Janet Kagan is gone

Mar 03, 2008 08:07

March 1 science fiction lost one of its delights.  Janet Kagan, 63, succumbed to COPD in the night. Her husband, Ricky, was with her at their home.  She had been ill for quite some time in a way that crept in so slowly, like a horror novel fog, that a lot of us who saw her at conventions and the occasional party didn’t really appreciate how ill she was.  In that, Janet was like one of her cats. She hid from her friends the extent of the debilitation. I can see her sitting, chain-smoking her little cigarillos, and asking me how my own health was, and whether I thought my aching joints might be due to Lyme Disease, and if I had been tested. Never one word about her own ailments.

Gardner Dozois has written of her: "Her stories such as 'The Lock Moose Monster' and 'Return of the Kangaroo Rex' were some of the most popular stories ever published in Asimov’s, and were eventually gathered in the collection Mirabile.  Another Asimov’s story, 'The Nutcracker Coup,' won her a Hugo Award in 1993,  She wrote one of the most popular Star Trek novels ever, and one of the best, Uhura’s Song. She had many devoted fans, and I’m sure that if she had been able to continue writing, she’d have added several more Hugos to her bag by now."

Most people in the sf field who try to write humor come off as sophomoric. Janet wrote it as if born to be funny.
She was irascible and tenacious, and we were friends for a long time.

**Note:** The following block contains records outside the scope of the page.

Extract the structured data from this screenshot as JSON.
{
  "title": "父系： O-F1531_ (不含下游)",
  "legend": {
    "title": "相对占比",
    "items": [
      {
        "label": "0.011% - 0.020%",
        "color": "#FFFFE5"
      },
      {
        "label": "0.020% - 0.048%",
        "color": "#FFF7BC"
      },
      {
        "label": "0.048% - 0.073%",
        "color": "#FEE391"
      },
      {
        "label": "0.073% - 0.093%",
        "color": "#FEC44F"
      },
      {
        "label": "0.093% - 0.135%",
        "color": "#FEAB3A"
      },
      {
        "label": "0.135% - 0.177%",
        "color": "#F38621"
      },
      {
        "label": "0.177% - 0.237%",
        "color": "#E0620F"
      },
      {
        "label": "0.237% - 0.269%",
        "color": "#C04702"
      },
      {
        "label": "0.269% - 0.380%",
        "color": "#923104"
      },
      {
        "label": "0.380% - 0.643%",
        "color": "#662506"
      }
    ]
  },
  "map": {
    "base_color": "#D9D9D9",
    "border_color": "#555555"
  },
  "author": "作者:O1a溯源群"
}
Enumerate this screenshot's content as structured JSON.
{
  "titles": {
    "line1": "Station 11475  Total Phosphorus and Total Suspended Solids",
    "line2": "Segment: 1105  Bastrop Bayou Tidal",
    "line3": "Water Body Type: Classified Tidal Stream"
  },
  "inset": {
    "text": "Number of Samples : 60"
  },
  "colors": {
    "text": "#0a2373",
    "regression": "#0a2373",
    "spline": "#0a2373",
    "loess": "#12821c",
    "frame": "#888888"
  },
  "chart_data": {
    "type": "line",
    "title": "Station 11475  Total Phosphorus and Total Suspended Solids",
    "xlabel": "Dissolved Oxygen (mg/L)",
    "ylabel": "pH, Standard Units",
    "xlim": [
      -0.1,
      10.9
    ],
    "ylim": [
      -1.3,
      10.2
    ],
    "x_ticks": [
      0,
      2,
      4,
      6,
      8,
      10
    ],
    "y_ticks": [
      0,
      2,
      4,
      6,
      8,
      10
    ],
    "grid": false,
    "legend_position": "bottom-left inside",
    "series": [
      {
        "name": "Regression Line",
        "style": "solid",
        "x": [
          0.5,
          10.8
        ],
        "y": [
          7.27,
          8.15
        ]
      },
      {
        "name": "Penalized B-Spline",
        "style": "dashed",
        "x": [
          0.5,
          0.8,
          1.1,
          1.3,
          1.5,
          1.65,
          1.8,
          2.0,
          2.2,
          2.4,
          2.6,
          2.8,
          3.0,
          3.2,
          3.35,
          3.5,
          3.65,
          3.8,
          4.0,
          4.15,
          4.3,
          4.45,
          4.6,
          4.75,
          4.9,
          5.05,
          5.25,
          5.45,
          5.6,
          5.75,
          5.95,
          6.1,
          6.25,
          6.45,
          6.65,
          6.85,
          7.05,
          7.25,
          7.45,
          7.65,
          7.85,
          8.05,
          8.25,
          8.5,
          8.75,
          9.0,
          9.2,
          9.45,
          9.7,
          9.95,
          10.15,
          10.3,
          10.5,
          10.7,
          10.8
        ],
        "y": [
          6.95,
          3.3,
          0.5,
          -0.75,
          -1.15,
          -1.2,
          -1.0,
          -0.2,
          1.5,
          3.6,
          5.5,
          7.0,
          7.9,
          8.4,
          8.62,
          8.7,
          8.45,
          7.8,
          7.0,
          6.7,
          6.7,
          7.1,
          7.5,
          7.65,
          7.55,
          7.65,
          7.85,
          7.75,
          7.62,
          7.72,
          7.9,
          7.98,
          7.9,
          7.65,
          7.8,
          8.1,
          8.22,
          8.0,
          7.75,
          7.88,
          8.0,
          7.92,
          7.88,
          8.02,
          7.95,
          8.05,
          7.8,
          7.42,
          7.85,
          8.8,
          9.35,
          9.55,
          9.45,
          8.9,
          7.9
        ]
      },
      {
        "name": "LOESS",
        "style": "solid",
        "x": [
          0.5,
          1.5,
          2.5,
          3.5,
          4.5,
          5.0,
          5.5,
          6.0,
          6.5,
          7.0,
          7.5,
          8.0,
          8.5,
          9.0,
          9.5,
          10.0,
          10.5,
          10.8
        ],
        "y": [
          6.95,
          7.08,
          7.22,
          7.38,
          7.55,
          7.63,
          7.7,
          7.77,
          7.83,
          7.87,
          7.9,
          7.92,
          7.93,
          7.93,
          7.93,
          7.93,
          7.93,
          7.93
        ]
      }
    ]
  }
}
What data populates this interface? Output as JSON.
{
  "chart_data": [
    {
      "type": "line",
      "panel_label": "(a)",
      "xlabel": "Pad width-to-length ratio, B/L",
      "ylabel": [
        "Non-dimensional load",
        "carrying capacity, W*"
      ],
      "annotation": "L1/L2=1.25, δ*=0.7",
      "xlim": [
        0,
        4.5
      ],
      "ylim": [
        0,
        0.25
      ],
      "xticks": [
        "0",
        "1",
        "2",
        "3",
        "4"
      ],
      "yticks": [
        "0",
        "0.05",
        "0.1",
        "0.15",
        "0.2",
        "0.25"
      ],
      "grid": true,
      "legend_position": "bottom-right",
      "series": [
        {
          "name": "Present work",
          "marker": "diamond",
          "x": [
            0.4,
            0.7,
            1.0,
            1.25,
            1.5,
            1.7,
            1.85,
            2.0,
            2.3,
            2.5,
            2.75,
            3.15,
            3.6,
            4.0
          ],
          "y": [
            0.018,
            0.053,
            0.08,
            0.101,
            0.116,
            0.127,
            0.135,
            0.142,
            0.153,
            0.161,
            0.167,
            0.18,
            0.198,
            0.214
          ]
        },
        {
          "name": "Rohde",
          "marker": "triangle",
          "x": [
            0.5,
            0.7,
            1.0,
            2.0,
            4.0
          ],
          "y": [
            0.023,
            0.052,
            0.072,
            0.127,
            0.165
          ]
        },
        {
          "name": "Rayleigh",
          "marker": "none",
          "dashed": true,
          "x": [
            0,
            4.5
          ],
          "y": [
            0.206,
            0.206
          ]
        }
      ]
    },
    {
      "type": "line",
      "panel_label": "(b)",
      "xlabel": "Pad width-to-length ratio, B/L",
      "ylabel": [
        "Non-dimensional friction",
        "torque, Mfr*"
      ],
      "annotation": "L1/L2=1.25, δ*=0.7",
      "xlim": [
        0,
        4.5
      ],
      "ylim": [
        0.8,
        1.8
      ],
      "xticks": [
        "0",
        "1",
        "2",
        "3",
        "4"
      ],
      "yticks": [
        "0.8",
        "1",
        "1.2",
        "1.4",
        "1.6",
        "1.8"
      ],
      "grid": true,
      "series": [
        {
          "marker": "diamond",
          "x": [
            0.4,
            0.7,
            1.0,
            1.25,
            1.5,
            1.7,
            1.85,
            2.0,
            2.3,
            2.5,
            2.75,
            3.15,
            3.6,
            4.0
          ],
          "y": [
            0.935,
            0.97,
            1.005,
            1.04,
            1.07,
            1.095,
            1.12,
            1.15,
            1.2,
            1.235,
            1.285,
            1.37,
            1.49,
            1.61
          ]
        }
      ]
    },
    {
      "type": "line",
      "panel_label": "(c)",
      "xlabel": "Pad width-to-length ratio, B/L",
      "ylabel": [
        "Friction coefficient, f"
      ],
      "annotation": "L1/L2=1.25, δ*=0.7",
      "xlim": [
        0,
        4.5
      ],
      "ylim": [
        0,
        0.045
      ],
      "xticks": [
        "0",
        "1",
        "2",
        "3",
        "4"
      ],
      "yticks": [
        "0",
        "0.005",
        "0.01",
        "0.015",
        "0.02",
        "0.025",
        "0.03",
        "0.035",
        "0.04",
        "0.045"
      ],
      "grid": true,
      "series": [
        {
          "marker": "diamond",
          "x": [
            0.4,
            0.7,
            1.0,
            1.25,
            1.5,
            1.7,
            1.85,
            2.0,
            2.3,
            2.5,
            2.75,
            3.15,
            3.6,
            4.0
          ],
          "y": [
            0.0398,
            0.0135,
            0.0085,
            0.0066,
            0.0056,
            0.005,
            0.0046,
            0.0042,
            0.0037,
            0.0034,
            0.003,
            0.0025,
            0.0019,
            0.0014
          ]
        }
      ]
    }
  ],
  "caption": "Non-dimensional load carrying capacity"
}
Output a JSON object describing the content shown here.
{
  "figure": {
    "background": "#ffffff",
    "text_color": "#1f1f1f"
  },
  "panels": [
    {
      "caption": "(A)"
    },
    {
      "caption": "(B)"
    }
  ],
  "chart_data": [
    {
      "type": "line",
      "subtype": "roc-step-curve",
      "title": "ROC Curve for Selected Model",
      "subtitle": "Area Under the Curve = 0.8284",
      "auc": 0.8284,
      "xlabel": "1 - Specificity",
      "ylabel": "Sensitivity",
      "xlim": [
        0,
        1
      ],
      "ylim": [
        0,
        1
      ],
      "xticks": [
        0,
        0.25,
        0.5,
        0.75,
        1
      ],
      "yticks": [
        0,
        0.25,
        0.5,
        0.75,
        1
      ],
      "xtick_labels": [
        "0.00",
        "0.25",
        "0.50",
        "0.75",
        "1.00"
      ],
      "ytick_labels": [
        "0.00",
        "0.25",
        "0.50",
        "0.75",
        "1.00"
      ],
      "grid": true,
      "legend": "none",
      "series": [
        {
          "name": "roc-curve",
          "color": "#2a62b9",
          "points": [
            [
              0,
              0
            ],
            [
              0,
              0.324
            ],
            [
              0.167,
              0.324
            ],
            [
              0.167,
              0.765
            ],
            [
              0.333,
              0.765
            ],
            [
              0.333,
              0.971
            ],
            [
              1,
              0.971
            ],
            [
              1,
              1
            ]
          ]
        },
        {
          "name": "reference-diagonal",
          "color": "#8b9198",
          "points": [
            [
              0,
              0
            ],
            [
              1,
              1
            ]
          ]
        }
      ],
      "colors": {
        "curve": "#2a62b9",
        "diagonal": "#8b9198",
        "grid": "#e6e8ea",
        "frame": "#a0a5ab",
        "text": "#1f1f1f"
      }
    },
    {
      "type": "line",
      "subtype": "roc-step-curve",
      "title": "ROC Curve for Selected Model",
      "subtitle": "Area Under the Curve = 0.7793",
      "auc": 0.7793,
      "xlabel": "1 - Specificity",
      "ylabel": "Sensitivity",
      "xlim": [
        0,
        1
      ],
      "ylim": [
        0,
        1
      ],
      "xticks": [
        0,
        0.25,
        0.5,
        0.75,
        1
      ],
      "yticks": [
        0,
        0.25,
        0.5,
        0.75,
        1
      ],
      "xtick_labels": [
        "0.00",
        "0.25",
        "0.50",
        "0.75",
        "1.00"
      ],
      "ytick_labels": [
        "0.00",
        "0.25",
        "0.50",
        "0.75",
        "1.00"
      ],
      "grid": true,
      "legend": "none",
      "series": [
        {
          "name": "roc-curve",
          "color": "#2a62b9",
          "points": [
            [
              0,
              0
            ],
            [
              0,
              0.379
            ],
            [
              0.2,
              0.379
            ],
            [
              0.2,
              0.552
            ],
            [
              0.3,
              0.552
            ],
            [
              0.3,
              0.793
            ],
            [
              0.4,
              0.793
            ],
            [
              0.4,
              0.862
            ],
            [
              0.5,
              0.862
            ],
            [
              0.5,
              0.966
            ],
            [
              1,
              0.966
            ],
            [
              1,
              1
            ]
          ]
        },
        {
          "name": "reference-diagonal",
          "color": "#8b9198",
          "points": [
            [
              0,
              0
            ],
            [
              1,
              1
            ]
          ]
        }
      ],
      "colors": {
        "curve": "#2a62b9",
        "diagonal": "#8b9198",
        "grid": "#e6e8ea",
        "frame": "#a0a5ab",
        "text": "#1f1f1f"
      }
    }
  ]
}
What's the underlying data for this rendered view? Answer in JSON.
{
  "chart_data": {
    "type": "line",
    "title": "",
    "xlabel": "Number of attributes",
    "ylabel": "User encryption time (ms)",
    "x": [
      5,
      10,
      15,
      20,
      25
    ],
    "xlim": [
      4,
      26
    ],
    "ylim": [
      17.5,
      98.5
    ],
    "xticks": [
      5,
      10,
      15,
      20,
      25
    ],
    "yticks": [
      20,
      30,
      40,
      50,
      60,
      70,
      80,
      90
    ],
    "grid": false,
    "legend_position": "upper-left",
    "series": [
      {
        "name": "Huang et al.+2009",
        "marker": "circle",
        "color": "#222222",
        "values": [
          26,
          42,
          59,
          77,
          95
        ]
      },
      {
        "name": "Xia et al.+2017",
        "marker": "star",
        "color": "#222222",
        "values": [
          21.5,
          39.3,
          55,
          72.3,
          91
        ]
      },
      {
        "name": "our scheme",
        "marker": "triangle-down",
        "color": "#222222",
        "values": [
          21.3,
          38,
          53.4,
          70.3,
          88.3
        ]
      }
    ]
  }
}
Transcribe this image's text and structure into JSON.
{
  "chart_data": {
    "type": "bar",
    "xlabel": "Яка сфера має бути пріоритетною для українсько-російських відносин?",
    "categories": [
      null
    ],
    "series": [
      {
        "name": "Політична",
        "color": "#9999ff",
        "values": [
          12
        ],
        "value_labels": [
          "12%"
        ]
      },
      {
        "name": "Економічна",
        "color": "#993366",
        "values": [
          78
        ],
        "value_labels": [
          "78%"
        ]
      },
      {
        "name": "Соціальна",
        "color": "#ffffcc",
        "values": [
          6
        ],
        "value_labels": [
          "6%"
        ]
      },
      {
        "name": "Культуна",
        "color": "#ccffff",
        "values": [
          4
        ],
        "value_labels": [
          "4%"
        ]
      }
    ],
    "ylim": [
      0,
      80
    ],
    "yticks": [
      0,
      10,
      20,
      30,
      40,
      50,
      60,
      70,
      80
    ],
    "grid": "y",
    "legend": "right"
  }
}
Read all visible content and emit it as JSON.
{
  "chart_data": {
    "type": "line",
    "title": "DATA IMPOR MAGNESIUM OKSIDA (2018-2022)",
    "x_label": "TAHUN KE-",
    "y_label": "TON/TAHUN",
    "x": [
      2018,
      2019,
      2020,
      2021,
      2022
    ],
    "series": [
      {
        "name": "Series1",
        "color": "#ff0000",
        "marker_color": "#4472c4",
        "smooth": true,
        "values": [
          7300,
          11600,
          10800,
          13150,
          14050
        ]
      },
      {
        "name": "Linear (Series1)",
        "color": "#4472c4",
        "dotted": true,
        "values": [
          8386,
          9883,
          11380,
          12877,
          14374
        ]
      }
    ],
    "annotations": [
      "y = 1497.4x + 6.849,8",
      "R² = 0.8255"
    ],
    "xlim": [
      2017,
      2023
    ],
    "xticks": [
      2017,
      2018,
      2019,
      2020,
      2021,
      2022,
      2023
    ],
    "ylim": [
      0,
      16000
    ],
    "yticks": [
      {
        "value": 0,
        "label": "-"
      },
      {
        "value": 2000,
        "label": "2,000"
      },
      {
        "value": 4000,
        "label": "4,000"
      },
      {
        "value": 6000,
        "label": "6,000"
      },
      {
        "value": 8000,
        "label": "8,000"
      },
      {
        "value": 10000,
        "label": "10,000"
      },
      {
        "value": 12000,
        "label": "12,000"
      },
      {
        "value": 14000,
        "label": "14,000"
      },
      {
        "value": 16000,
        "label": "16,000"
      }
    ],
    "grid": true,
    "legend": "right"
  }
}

Some years ago when I was writing a lot of YA stories, she told me about a girl whose home life was not great and who Janet just adored.  Without directing me--without even suggesting I do anything--she convinced me to dedicate the story I was writing at the time to this girl, so that ever after she could open a book and find a story that had been written just for her.  That’s the way Janet Kagan worked.  She will be greatly missed.